Historians Dr. Julio Capó Jr. and Dr. Amy Sueyoshi discussed the role of intersectionality in relation to queer history in the first installment of this year’s Upper Division (UD) speaker series, Intersectionality: Exploring Race, Ethnicity, and Sexuality, on Wednesday night. Mia Calzolaio (12), Avani Khorana (11), and history teachers Dr. Alicia DeMaio and Dr. Daniel Link moderated the event.

Capó is a transnational historian whose research focuses on the intersection of immigration, race, gender, and sexual orientation in the United States. Capó has published several books covering the histories of LGBTQ+ communities, specifically how transnationalism affects queer history. Capó won the Charles S. Sydnor Award from the Southern Historical Association for the best book written on Southern history, according to the UD History speaker series website. He currently works as an associate professor in the Department of History at the Florida International University.

Sueyoshi is the Dean of the College of Ethnic Studies at San Francisco State University. Their research centers around the intersection of Asian-American and queer identities. Sueyoshi writes about the relationship between sexuality and socio-cultural norms. In addition to publishing in several academic journals, Sueyoshi is involved in grassroots activism and museum work, according to the speaker series website.

Link was most struck by the groundbreaking nature of the speakers’ research, he said. “So little work has been done up until recently about LGBTQ+ people of color, but they brought to light a lot of pieces of history that are important but had been hidden from the general public,” he said.

The speakers discussed the importance of using investigative historical methods, specifically cultural and literary sources, DeMaio said. “Queer history is often seen as ‘erased’ or ‘invisible’ in historical reference,” she said. This is partially because queer people may chose to hide their identities from the public eye, she said. 

Capó and Sueyoshi also spoke about the difficult process of finding queer sources and archives “lost” throughout history. Loren Pretsfelder (11) was particularly shocked to hear about the difficulties of finding these pieces and archives, she said. “I had never really considered how hard it could be to find resources on queer people throughout history,” she said. “I hadn’t even considered the role of criminalization archives, or thought about how big of a role they play.”

History teacher Dr. Emily Straus appreciated Capó and Sueyoshi’s discussion on how historians conduct their research, she said. “[It] highlighted the complex process of finding the voices of people whose voices have been marginalized,” she said. 

Capó and Sueyoshi also discussed the use of the word “queer” as an expansive term. “The term ‘queer’ helps question the norms and it is important that we looked at that and learned from their discussion,” DeMaio said.

Khorona enjoyed moderating the speaker series installment because it was a good way to practice public speaking in an engaging environment while making connections with prestigious people, she said. This month’s topic was of particular interest to Khorona because queer history is not covered much in her classes, she said. 

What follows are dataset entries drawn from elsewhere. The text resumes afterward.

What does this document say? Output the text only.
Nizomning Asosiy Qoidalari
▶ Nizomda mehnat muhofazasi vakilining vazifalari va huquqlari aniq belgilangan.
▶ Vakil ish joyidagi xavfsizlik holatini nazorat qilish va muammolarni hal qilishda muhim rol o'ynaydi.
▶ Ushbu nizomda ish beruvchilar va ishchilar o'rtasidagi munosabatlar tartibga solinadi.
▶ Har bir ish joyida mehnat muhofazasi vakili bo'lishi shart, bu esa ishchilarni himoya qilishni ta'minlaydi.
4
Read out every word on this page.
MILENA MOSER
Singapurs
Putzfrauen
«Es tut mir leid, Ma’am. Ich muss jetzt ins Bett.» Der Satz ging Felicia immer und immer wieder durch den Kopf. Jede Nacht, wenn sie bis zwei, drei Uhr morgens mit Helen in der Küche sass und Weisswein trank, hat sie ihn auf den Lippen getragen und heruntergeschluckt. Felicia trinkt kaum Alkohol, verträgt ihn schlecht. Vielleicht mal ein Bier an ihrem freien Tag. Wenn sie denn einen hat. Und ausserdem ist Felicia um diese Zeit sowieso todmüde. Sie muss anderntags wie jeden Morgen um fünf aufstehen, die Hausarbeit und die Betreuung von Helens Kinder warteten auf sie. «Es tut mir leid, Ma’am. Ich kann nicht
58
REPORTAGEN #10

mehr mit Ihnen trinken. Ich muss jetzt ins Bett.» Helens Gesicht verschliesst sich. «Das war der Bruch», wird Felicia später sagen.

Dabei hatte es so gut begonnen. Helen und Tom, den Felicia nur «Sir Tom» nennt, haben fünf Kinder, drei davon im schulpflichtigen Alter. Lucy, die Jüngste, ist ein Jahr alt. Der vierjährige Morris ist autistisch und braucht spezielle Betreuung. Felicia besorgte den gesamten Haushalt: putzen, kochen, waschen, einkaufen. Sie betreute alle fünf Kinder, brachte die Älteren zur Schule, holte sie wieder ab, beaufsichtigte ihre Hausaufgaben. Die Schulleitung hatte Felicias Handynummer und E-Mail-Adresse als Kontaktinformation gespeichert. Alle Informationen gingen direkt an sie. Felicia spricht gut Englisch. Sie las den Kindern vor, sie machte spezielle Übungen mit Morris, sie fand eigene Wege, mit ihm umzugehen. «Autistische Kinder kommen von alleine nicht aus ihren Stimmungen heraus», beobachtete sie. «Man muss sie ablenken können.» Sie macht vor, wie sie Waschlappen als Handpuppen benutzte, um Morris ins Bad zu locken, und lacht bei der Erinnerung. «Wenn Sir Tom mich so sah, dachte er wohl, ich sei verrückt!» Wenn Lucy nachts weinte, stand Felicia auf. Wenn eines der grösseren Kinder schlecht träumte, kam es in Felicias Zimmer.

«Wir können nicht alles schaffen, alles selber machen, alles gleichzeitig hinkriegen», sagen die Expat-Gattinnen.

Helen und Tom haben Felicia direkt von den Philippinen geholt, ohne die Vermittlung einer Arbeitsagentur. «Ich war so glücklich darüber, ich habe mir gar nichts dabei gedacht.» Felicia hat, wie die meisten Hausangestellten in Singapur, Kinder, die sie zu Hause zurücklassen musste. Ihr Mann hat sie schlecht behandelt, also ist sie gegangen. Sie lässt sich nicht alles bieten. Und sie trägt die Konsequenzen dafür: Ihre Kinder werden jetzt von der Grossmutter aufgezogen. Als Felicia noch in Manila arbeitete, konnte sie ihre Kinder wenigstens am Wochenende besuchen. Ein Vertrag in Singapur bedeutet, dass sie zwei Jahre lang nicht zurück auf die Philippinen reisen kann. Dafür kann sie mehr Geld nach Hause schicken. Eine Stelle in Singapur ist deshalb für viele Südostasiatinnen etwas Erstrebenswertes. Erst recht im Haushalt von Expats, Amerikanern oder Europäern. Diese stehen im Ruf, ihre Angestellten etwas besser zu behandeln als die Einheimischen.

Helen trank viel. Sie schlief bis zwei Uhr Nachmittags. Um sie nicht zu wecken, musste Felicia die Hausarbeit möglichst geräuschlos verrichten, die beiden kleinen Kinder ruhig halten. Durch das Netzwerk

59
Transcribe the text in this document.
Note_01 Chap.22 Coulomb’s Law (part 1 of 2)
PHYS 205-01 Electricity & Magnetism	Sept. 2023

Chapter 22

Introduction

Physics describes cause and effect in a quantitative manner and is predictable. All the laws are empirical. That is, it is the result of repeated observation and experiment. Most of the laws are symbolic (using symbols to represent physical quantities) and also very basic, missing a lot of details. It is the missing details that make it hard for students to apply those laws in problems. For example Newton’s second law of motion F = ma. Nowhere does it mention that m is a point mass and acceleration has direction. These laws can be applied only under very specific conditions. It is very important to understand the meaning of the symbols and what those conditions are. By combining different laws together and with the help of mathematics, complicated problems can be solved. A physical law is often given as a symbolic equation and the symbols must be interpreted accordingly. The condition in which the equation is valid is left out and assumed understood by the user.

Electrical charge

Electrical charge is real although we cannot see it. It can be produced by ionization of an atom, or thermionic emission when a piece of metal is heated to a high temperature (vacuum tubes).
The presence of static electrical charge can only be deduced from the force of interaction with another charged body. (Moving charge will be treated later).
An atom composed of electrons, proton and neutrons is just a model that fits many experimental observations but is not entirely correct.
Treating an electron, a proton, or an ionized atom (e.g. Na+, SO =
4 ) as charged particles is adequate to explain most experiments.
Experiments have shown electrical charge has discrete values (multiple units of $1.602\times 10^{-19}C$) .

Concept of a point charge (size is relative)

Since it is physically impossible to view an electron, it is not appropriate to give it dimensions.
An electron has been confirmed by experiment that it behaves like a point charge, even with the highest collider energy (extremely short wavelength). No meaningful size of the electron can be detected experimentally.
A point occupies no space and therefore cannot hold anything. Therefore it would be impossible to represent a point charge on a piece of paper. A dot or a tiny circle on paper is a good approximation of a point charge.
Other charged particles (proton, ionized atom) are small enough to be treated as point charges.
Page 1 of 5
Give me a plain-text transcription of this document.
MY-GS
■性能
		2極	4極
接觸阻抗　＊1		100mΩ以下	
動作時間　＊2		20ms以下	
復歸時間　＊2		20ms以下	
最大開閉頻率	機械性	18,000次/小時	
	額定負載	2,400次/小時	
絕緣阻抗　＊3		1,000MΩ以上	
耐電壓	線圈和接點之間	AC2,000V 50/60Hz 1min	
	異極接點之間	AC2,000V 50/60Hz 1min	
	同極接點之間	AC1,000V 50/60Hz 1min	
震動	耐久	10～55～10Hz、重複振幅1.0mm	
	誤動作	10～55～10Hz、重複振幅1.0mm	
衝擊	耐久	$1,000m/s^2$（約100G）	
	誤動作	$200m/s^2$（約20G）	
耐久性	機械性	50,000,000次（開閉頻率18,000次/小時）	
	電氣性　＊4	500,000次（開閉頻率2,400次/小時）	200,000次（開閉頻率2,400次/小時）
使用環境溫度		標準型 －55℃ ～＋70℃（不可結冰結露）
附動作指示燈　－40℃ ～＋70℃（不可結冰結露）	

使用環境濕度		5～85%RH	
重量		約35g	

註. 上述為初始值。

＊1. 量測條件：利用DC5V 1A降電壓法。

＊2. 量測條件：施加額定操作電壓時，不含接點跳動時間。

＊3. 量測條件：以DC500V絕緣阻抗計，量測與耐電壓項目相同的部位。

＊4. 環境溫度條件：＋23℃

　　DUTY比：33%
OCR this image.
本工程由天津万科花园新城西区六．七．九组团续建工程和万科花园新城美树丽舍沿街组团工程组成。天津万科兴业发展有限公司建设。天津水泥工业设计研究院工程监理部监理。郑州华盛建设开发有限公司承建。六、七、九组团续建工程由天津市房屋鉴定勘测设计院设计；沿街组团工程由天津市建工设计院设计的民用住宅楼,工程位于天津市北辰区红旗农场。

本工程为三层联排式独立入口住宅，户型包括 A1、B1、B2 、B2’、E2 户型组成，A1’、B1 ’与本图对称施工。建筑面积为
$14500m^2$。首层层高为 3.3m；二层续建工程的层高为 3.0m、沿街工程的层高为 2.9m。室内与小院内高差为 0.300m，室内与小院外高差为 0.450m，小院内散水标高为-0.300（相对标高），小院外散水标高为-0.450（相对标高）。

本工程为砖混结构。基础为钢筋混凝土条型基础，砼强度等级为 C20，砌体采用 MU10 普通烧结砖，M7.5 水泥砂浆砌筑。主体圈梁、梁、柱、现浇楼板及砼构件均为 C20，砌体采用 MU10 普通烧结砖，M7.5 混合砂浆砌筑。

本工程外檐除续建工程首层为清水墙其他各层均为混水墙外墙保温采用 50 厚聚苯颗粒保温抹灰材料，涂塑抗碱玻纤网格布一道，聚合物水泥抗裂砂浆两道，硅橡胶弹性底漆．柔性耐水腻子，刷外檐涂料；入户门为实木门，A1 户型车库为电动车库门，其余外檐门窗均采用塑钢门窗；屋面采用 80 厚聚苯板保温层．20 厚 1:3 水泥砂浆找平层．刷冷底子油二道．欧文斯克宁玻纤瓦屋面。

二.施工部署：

The installment resulted from a collective department effort, Straus said. “While I am the point person, it’s really a collaborative piece by the history department,” she said. 

Straus, Link, and DeMaio all felt it was important to reinstate the speaker series for another year after all the positive feedback it received from students and the administration last year, Link said. 

“We, the history department, felt it would be important to continue to foster lots of thoughtful and meaningful conversations in class this year the way it previously has,” Straus said. “It is important for the community to continue these discussions, and it is an important part of what we as historians can offer to the school.”

Though this year’s overarching theme is still race and ethnicity, the history department realized that the best way to approach the series is to broaden the lens to a more intersectional approach, Link said. Capó and Sueyoshi emphasized the importance of considering intersectionality when considering history, Link said. “There is no history without intersectionality,” Sueyoshi said. 

DeMaio hopes students learned from the speakers that history is not just a collection of facts, but rather something that needs to be interpreted, puzzled out, and put together into a cohesive narrative, she said. 

Link hopes students retain a greater appreciation for the challenges of uncovering the voices of people who were marginalized historically, as well as the importance of doing so. “These people are a part of American history, and their contributions need to be studied and understood,” he said.